Tyler T. Schmidt is Associate Professor of English at Lehman College, City University of New York (CUNY) where he co-directed the Writing Across the Curriculum for nearly a decade. His essay “Lessons in Light: Beauford Delaney’s and James Baldwin’s ‘Unnameable Objects’” was published in the collection Of Latitudes Unknown: James Baldwin’s Radical Imagination (2019). The author of Desegregating Desire: Race and Sexuality in Cold War American Literature (2013), he is currently at work on a book about a group of Midwestern writers and visual artists who collectively reimagined queer portraiture in the 1940s and 1950s.

Dr. SA Smythe is a poet, translator, and assistant professor of Black European Cultural Studies and Black Trans Poetics at UCLA, where they are primarily invested in Black belonging beyond borders.
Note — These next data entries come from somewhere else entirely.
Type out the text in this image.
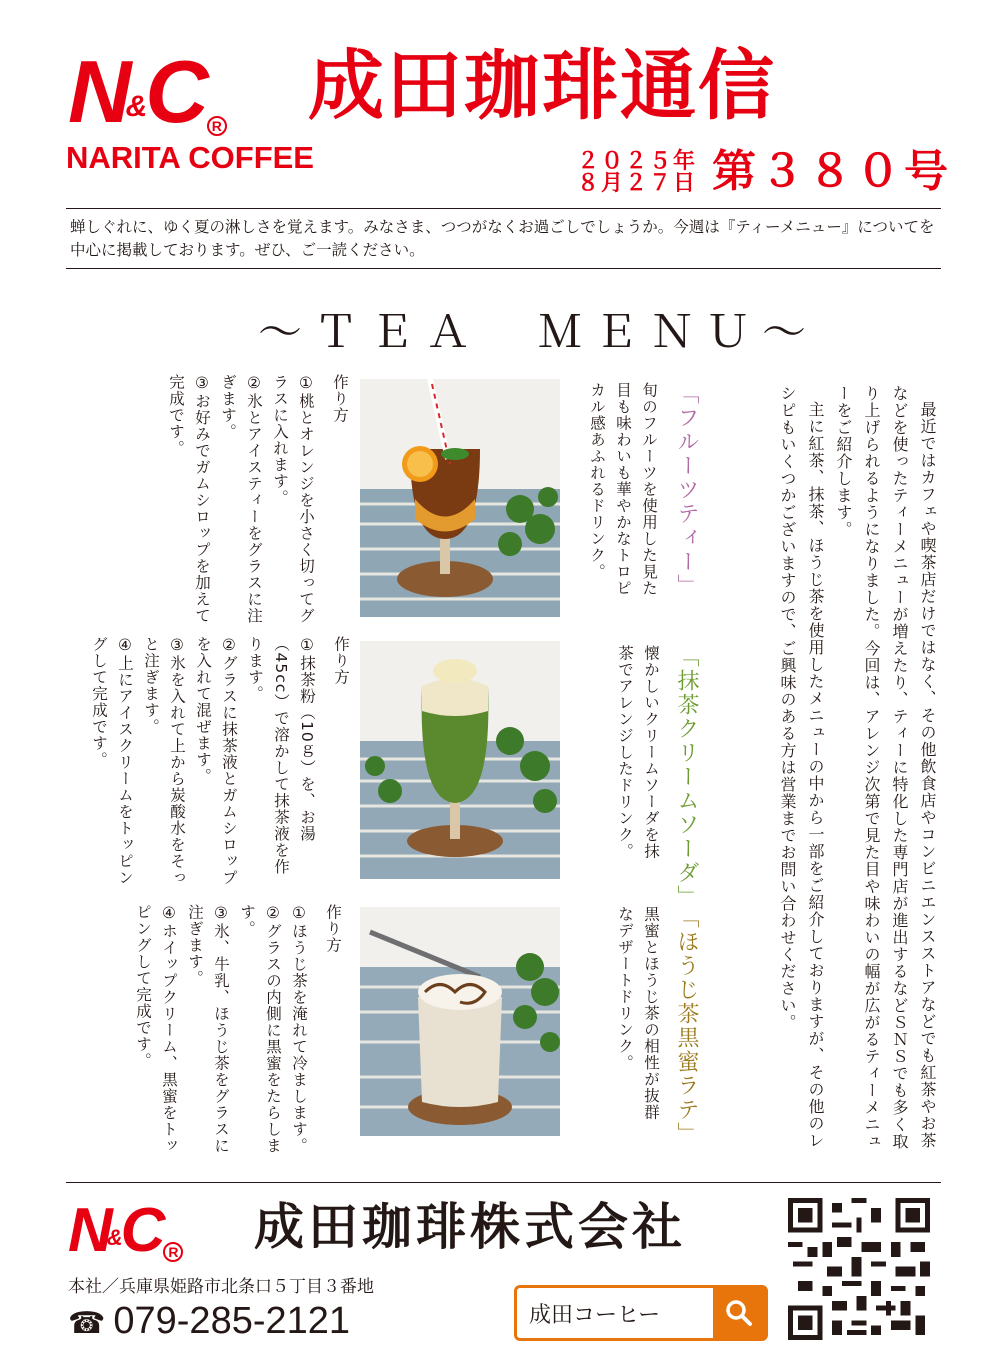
N&C R
NARITA COFFEE
成田珈琲通信
２０２５年
８月２７日 第３８０号
蝉しぐれに、ゆく夏の淋しさを覚えます。みなさま、つつがなくお過ごしでしょうか。今週は『ティーメニュー』についてを中心に掲載しております。ぜひ、ご一読ください。
〜ＴＥＡ　ＭＥＮＵ〜

最近ではカフェや喫茶店だけではなく、その他飲食店やコンビニエンスストアなどでも紅茶やお茶などを使ったティーメニューが増えたり、ティーに特化した専門店が進出するなどＳＮＳでも多く取り上げられるようになりました。今回は、アレンジ次第で見た目や味わいの幅が広がるティーメニューをご紹介します。

主に紅茶、抹茶、ほうじ茶を使用したメニューの中から一部をご紹介しておりますが、その他のレシピもいくつかございますので、ご興味のある方は営業までお問い合わせください。

「フルーツティー」
「抹茶クリームソーダ」
「ほうじ茶黒蜜ラテ」
旬のフルーツを使用した見た目も味わいも華やかなトロピカル感あふれるドリンク。
懐かしいクリームソーダを抹茶でアレンジしたドリンク。
黒蜜とほうじ茶の相性が抜群なデザートドリンク。
作り方
①桃とオレンジを小さく切ってグラスに入れます。
②氷とアイスティーをグラスに注ぎます。
③お好みでガムシロップを加えて完成です。
作り方
①抹茶粉（10ｇ）を、お湯（45cc）で溶かして抹茶液を作ります。
②グラスに抹茶液とガムシロップを入れて混ぜます。
③氷を入れて上から炭酸水をそっと注ぎます。
④上にアイスクリームをトッピングして完成です。
作り方
①ほうじ茶を淹れて冷まします。
②グラスの内側に黒蜜をたらします。
③氷、牛乳、ほうじ茶をグラスに注ぎます。
④ホイップクリーム、黒蜜をトッピングして完成です。
N&C R 成田珈琲株式会社
本社／兵庫県姫路市北条口５丁目３番地
☎ 079-285-2121	成田コーヒー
They are the guest editor of Troubling the Grounds: Global Configurations of Blackness, Nativism, and Indigeneity in Postmodern Culture, the forthcoming monograph Where Blackness Meets the Sea: On Crisis, Culture, and the Black Mediterranean, and the full poetry collection titled proclivity, which takes up a familial history of Black migration (between Britain, Costa Rica, Jamaica, and Italy), trans embodiment, and Black liberation. Smythe is a statewide coordinating committee member of the faculty wing of California Cops Off Campus (UCFTP) and organizes with students and other comrades in the broader Cops Off Campus Coalition and other abolitionist/anti-carceral groups across Turtle Island and in Europe. Winner of the 2021 Rome Prize, Smythe is currently based between Rome, Italy and Tongva Land.